In essence, AI is a chronic stress test for Salesforce, Inc., but the market has sentenced it prematurely with a "doomsday" scenario, creating an attractive valuation gap.
Of particular note, Salesforce, Inc. is transitioning from the traditional "per account" model to "outcome-based pricing," introducing a new billing metric called "Agentic Work Units" (AWUs) that directly quantifies the business value of tasks completed by AI. As of now, the platform has completed 2.4 billion AWUs, representing a 57% growth.
Intense Standoff between Bulls and Bears
In terms of ratings, Salesforce, Inc. has become one of the most contradictory targets in analysts' eyes. While the overall consensus rating remains at "buy," the gap between the highest and lowest target prices among the 30+ brokerages covering the stock is striking.
Represented by Wedbush, Needham, and Morningstar, the bull camp continues to applaud Salesforce, Inc.'s future. Needham has given an extremely optimistic target price of up to $400. Bulls believe that Salesforce, Inc. is not sitting idle in the AI era; its AI intelligent agent platform Agentforce has crossed the $1 billion annual recurring revenue (ARR) milestone, demonstrating its monetization capabilities are gaining traction.
Furthermore, the company's acquisitions of AI startup Fin (formerly Intercom) for $3.6 billion, and the launch of the unified intelligent agent marketplace AgentExchange, are positive signs of its proactive shift to an "AI-first" approach. Morningstar emphasizes that as the absolute ruler of the "Customer 360" ecosystem, Salesforce, Inc.'s data reservoir is irreplaceable by AI.
Guggenheim (target price $228) and Barclays (target price $236), among others, belong to the value camp that buys in because of cheap prices. They do not blindly praise how much Salesforce, Inc. can benefit from AI but see the defensive value brought by its P/E ratio of around 18 and large-scale buyback plans (such as the recent $25 billion accelerated stock buyback, canceling nearly 10% of outstanding shares).
As Defucci put it, "This is not asserting that Salesforce, Inc. will benefit from AI, but we do not believe it will decline as the current valuation implies."

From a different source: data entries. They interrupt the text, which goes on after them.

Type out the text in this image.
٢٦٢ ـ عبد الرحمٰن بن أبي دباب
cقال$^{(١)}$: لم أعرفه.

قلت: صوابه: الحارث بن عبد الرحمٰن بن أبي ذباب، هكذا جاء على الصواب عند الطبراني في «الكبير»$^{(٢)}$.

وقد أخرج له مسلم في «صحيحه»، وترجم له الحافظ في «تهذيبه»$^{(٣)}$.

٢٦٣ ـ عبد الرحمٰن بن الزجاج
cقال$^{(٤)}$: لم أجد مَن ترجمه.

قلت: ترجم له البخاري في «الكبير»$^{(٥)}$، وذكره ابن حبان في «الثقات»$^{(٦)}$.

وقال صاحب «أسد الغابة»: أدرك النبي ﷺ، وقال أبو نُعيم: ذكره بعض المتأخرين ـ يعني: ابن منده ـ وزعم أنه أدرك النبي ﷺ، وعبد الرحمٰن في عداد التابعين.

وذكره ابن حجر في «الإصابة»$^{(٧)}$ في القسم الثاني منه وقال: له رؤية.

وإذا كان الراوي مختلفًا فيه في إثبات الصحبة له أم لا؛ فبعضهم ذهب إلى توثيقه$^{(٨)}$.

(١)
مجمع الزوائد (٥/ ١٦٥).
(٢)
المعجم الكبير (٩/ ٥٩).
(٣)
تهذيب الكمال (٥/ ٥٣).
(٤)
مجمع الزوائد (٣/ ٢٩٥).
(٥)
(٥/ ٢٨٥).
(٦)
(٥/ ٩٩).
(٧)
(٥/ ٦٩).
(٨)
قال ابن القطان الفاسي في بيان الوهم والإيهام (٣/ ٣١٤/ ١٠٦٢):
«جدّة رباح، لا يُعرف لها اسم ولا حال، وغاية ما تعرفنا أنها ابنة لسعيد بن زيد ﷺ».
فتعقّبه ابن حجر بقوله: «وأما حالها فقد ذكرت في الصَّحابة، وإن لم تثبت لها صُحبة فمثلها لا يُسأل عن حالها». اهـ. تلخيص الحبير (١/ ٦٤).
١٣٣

In contrast, Jefferies and Bernstein have shown more pessimism. Jefferies recently downgraded Salesforce, Inc. to "neutral" with a target price cut to $166, while Bernstein maintained an "underperform" rating with a target price lowered to $173.
Short sellers firmly point out that outside of acquisitions, the organic growth of Salesforce, Inc.'s core subscription business has slowed to single digits, and AI implementation will not substantially change total revenue in the next few years, with traditional moats being eroded by new AI architectures.
Future Outlook
The fate of Salesforce, Inc. will largely depend on whether Agentforce can truly transition from a "pilot project" to a "production-level tool." Currently, over 60% of Agentforce and Data 360 orders come from existing customer expansions, indicating that cross-selling strategies are working. The company has also announced a $50 billion stock repurchase plan and raised its quarterly dividend to $0.44 per share, demonstrating management's confidence in cash flow.
Investors will need to watch for two key data points in the future: whether software sector subscription revenue can "stabilize" as expected by Guggenheim in 2026, and whether Agentforce's ARR can continue to maintain triple-digit growth in the 2027 fiscal year.